This video says about itself:
22 October 2012
Over 100 million mostly migrant women work in someone else’s house. Many of these domestic workers are not covered by labour laws or social security and cannot form or join a trade union. Exploitation and abuse are common and often go unpunished.
From Gulf Daily News:
Move to lower wages rapped
By RAJI UNNIKRISHNAN
Saturday, February 07, 2015
RIGHTS groups have raised concerns over a pan-GCC recruitment agency syndicate that aims to keep wages low for some of the poorest in society.
Many domestic workers in Bahrain live on subsistence wages of as little as BD70 a month and send as much as they can to their country of origin in order to support families or loved ones.
Bahrain Human Rights Watch Society secretary general Faisal Fulad told the GDN that it was inhumane to suggest that these workers‘ wages should not increase.
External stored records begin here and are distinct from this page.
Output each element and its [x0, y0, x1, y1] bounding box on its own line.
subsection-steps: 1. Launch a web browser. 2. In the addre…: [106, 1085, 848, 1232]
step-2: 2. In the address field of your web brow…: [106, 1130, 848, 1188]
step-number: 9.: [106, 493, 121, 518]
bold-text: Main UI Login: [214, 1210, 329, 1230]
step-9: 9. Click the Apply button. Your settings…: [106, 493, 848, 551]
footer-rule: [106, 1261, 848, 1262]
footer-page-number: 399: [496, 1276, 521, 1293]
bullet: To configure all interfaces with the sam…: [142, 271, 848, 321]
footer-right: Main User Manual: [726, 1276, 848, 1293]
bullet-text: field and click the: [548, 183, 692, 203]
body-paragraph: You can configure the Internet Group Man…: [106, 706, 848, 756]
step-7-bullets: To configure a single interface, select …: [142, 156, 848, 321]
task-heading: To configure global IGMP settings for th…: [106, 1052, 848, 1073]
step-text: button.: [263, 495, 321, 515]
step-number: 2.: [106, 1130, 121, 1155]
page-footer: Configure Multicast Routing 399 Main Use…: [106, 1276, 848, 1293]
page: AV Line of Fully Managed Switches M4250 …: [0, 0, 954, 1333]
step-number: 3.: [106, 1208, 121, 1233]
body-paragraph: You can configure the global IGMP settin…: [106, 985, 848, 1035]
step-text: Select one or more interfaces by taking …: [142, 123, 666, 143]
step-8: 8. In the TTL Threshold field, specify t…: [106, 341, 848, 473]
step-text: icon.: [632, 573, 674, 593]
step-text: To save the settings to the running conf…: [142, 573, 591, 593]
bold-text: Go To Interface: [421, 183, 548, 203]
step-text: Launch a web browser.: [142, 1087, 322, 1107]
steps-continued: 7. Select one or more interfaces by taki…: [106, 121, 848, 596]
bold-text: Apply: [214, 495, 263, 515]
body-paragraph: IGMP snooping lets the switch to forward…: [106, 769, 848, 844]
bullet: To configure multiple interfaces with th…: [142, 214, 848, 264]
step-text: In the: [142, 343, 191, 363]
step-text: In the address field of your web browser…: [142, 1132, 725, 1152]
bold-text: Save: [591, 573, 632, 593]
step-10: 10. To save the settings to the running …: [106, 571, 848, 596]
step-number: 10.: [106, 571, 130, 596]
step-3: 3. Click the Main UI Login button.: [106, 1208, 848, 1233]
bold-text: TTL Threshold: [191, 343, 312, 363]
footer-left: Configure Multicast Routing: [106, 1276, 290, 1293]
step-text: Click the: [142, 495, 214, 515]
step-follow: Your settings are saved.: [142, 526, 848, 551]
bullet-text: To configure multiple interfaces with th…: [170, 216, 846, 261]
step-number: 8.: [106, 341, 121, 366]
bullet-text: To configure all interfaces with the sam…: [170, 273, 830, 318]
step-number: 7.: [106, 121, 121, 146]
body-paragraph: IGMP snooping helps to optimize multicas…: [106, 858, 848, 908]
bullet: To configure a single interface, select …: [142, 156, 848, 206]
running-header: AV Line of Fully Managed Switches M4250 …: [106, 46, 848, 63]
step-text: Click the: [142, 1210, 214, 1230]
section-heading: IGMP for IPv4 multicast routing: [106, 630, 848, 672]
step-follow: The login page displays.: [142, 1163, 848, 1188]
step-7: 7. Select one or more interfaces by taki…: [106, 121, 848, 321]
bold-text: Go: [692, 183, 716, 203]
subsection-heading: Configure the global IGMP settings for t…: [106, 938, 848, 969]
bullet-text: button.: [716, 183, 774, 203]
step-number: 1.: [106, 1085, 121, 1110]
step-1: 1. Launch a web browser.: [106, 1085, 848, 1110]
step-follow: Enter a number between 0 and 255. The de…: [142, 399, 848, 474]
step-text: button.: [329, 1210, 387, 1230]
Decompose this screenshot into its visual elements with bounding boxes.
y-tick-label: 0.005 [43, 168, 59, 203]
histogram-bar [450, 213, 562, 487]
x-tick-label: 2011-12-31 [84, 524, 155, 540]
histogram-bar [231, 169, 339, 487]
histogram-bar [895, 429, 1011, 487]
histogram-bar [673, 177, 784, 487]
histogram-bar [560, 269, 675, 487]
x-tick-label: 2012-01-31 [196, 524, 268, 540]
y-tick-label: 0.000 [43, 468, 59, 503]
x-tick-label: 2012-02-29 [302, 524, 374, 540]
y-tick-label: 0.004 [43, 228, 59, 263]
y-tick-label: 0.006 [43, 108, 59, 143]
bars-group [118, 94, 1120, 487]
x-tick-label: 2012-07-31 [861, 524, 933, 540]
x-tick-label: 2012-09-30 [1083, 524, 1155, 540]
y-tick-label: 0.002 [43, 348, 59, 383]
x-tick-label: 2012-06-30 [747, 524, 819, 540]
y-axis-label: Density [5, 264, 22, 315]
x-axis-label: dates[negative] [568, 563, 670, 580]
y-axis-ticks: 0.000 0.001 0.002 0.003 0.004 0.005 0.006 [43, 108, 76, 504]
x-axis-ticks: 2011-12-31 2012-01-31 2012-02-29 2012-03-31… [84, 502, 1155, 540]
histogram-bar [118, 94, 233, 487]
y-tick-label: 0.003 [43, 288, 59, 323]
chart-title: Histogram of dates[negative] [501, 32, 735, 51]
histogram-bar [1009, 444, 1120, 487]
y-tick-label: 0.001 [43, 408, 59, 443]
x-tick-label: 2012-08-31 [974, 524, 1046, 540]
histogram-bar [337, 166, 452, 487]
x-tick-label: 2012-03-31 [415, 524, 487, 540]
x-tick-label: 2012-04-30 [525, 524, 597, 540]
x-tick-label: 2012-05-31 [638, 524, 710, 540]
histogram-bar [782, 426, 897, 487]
‘Our society thinks that migrant workers deserve better wages,’ he said.
‘We have around 2.5 million housemaids in the GCC, but unfortunately the six member nations are yet to accept the International Labour Organisation‘s convention on domestic workers ‘ which guarantees them basic rights such as minimum wages, eight hours of labour a day and freedom of movement.
‘Instead, we have maids here working for more than 16 hours a day without holidays, not being paid for months, having their passports withheld and being abused.’
It was obvious that this so-called task force’s sole interest was to act as a pressure group maximising profit, Mr Fulad said.
‘The conditions set by the sending country are there to protect the rights of their nationals, but these agencies only have their business interests in mind and are not concerned with the rights of workers,’ he said.
Migrant Workers Protection Society chairwoman Marietta Dias was similarly dismayed by the news.
‘Already workers are not being paid enough and their wages do not match their skills,’ she said.
‘Recruitment agencies cannot be so restrictive when it comes to wage demands ‘“ instead, there needs to be a revision of domestic workers’ salaries across the board.
‘We don’t have minimum wage agreements in place yet, but this doesn’t mean that recruiters can just decide on a wage that suits them.’ …
According to the latest Labour Market Regulatory Authority figures, there are currently more than 105,000 domestic workers in Bahrain, or approximately 8.5 per cent of the population.